Le nombre d’emplois à temps plein est en hausse en Mauricie, avec un total de 94 500 personnes qui sont au boulot à temps complet.

Chômage: creux historique à 4,9 %

TROIS-RIVIÈRES — Selon les données régionales disponibles qui remontent à 1987, le taux de chômage en Mauricie vient d’atteindre un creux historique à 4,9 % en novembre, ayant diminué de 0,1 point de pourcentage par rapport à octobre 2018. Il y a un an, il s’établissait à 5,4 %. Quant à Trois-Rivières, le taux de chômage est remonté à 5,3 % le mois dernier après avoir aussi connu un plancher jugé historique à 4,9 % en octobre 2018.

Pour le ministre responsable de la Mauricie, Jean Boulet, cette bonne nouvelle est le reflet d’une vitalité économique. «Je tiens à féliciter tous nos créateurs d’emplois et tous ceux qui s’impliquent dans le développement économique. Et les PME sont la pierre d’assise de notre structure industrielle», a-t-il commenté.

À son avis, un tel résultat mensuel «met en relief l’importance d’avoir un plan d’action sur la main-d’oeuvre». Car le député de Trois-Rivières reconnaît que les problèmes de recrutement sont «extrêmement présents chez nous aussi dans le commerce de détail, la restauration et le secteur manufacturier».

Du même souffle, le ministre du Travail, de l’Emploi et de la Solidarité sociale observe que la population active diminue par rapport à l’emploi. D’ailleurs, le taux d’activité est en recul tant au niveau régional que dans l’agglomération trifluvienne, se situant respectivement à 56,6 % et 59,8 %, alors qu’au Québec, il est de 64,2 %.

«Là où ça blesse, c’est que le taux d’activité reste l’un des plus faibles parmi les régions administratives, parfois il y a des différences de dix points de pourcentage avec d’autres régions. Ça, c’est mauvais parce que ça veut dire qu’il y a beaucoup d’inactifs, mais c’est en quelque sorte bon parce qu’on a encore de la marge de manœuvre pour aller chercher de l’emploi ici dans la région, sans faire venir des gens de Montréal, de Québec ou même d’ailleurs dans le monde, ce qui est beaucoup plus difficile. Mais ça veut dire que ça représente un gros défi pour ramener cette population-là parce que parfois, ce sont des décrocheurs, des gens qui n’ont pas les qualifications ou qui ont une certaine fragilité sociale. Donc, ça va poser quand même un défi de les ramener sur le marché du travail», a indiqué le professeur en économie de l’UQTR, Frédéric Laurin.

Selon lui, les chiffres du mois de novembre «représentent bien en fait les pénuries d’emplois». «Les entreprises veulent tellement embaucher qu’elles offrent de plus en plus de bonnes conditions, salariales ou autres, qui amènent des gens de la population inactive à sortir de l’inactivité et à commencer à chercher ou à prendre un emploi. Ça, c’est positif.
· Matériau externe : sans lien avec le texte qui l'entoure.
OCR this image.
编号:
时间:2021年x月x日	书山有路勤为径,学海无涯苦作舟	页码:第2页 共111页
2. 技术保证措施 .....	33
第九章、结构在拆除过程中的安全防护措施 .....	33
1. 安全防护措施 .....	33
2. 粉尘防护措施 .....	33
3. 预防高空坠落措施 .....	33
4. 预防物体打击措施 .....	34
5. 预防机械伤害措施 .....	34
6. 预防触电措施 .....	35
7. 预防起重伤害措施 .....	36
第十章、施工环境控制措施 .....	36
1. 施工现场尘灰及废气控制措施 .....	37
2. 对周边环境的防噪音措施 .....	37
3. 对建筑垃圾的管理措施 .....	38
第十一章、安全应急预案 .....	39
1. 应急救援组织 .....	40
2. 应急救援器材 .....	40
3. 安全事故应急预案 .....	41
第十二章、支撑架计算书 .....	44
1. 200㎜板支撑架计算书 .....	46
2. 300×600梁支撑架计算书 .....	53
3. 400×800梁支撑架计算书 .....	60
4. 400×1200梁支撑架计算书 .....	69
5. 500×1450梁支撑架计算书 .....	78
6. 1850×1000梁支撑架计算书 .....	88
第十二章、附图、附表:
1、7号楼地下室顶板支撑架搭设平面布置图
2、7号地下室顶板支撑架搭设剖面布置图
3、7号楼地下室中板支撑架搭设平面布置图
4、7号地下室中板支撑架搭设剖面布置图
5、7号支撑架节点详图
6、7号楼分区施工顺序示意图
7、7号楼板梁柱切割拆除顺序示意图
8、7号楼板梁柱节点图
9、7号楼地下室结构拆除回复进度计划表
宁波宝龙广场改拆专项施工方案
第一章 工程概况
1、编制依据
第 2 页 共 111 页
Ça démontre que les PME de la région embauchent beaucoup», renchérit le spécialiste.

Au pays, le taux de chômage a diminué de 0,2 point de pourcentage pour s’établir à 5,6 % en novembre, soit le taux le plus bas enregistré depuis 1976, année où des données comparables sont devenues disponibles, a annoncé vendredi Statistique Canada.

L’agence fédérale a expliqué que l’emploi a progressé de 94 000 en novembre, stimulé par une hausse du travail à temps plein. Au cours de la période de 12 mois ayant pris fin en novembre, l’emploi a augmenté de 219 000 ou de 1,2 %, sous l’effet d’une hausse du travail à temps plein (+227 000 ou +1,5 %).

Au cours de la même période, le nombre total d’heures travaillées s’est accru de 2,1 %.

L’emploi a augmenté dans six provinces, notamment au Québec et en Alberta, tandis qu’il a peu varié dans les quatre provinces de l’Atlantique.

Au Québec, l’emploi a augmenté de 26 000 en novembre, en raison d’une hausse du travail à temps plein. Le taux de chômage a peu varié pour s’établir à 5,4 %. L’emploi a connu une hausse notable dans les services professionnels, scientifiques et techniques ainsi que dans les services d’enseignement. Au cours de la période de 12 mois ayant pris fin en novembre, l’emploi dans la province a peu varié.

L’emploi dans les services professionnels, scientifiques et techniques a augmenté de 26 000, et les hausses les plus fortes ont été observées en Ontario et au Québec.

Le nombre de personnes occupant un emploi lié au cannabis en novembre s’est chiffré à 10 400, ce qui constitue une augmentation de 7500 (+266 %) par rapport à 12 mois plus tôt.

La consommation de cannabis à des fins non médicales a été légalisée au Canada le 17 octobre 2018.